Seketika sopir berhenti. Cahaya dan kelima temnannya segera keluar angkot dan memberikan uang patungan pembayaran. Mereka berenam memang belum ada yang tahu rumah Ustaz Munir dosen insentif bahasa Arab. Namun, Ahmad sudah tahu perkiraan tempatnya. Dan benar saja, setelah turun dari angkot, Ahmad segera bertanya kepada seorang penjual bensin eceran di warung sebelah kiri jalan.
        "Maaf Pak, rumah ustadz Munir sebelah mana ya?" tanya Ahmad.

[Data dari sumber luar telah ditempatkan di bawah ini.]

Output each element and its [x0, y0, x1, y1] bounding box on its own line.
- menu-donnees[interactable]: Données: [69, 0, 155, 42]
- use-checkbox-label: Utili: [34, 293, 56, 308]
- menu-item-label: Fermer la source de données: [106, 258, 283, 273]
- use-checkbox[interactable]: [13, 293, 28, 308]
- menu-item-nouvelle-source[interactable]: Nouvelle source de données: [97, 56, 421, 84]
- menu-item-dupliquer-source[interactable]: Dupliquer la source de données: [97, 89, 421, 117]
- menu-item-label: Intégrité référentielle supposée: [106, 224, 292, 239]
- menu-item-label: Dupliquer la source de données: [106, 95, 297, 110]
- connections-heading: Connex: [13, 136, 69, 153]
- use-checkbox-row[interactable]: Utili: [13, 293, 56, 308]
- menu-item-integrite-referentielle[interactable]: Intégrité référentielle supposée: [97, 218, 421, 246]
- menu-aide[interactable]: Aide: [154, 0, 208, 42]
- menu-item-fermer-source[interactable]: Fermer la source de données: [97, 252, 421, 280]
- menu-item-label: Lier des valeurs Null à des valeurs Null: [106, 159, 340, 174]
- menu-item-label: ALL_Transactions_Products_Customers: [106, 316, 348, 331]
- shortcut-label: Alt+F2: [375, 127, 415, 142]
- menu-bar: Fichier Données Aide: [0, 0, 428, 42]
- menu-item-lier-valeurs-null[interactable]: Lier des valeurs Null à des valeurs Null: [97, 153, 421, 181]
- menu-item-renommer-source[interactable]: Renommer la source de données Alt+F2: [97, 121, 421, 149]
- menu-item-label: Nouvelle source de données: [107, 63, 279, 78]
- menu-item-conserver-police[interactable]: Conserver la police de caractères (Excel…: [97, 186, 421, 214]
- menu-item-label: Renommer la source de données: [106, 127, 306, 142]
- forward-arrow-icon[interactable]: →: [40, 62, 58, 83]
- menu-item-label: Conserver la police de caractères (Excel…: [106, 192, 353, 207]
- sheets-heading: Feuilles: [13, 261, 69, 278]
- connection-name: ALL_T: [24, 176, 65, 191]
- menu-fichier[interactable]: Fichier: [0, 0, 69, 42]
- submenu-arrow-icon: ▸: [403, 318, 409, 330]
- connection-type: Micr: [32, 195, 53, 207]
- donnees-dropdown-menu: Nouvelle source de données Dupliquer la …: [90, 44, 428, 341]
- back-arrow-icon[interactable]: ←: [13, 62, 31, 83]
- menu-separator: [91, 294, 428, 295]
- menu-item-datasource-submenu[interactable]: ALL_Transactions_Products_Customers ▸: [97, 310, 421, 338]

        "Ow, Abah Munir yang punya pondok karyawan?" jawab pedagang tersebut.
        "Iya," jawab Ahmad.
"Lurus saja, sekitar seratus meter ada gang belok kiri, berjalan sebentar nanti ada tulisan pondok masuk. Ya itu rumahnya," terang penjual bensin itu lagi.
        "Terima kasih Pak," ucap Ahmad dan teman-temannya.
        Setelah berjalan sesuai petunjuk tukang bensin tersebut, sampailah Cahaya dan kelima temannya di rumah dosen. Waktu itu azan Magrib sudah mulai terdengar. Segera mereka menuju rumah bercat putih dan merah agak kusam itu. Di dalam, sudah tampak tamu yang hendak pamit. Setelah  beberapa tamu keluar, Cahaya dan teman-temannya masuk dan bersalaman dengan sang dosen.
        "Kok tahu rumah saya?" tanya ustadz munir kepada mahasiswa-mahasiswanya.
        "Iya ustaz, tanya di jalan depan tadi," jawab Ahmad.
        "Alhamdulillah. Silakan diminum dulu, habis ini kita jama'ah di pondok sebelah," pinta ustad]z Munir kepada keenam mahasiswa-mahasiswinya.
        Saat salat Magrib, Cahaya dan teman-temannya baru tahu jika dosennya itu juga mempunyai pondok khusus untuk para pekerja. Rumahnya yang berada di kota besar dan dekat dengan pabrik, tidak membuat dosennya tesebut membuka tempat kos. Tapi lebih memilih menggunakan untuk pondok untuk karyawan. Disela-jam kerja, para karyawan melakukan salat jamaah dan ngaji kitab pada malam hari dan sesudah Subuh. Dilihat dari jumlahnya, mungkin memang tidak terlalu besar layaknya pondok-pondok lain yang mempunyai santri hingga ribuan. Dari kamar yang ada, mungkin sekitar 20 karyawan.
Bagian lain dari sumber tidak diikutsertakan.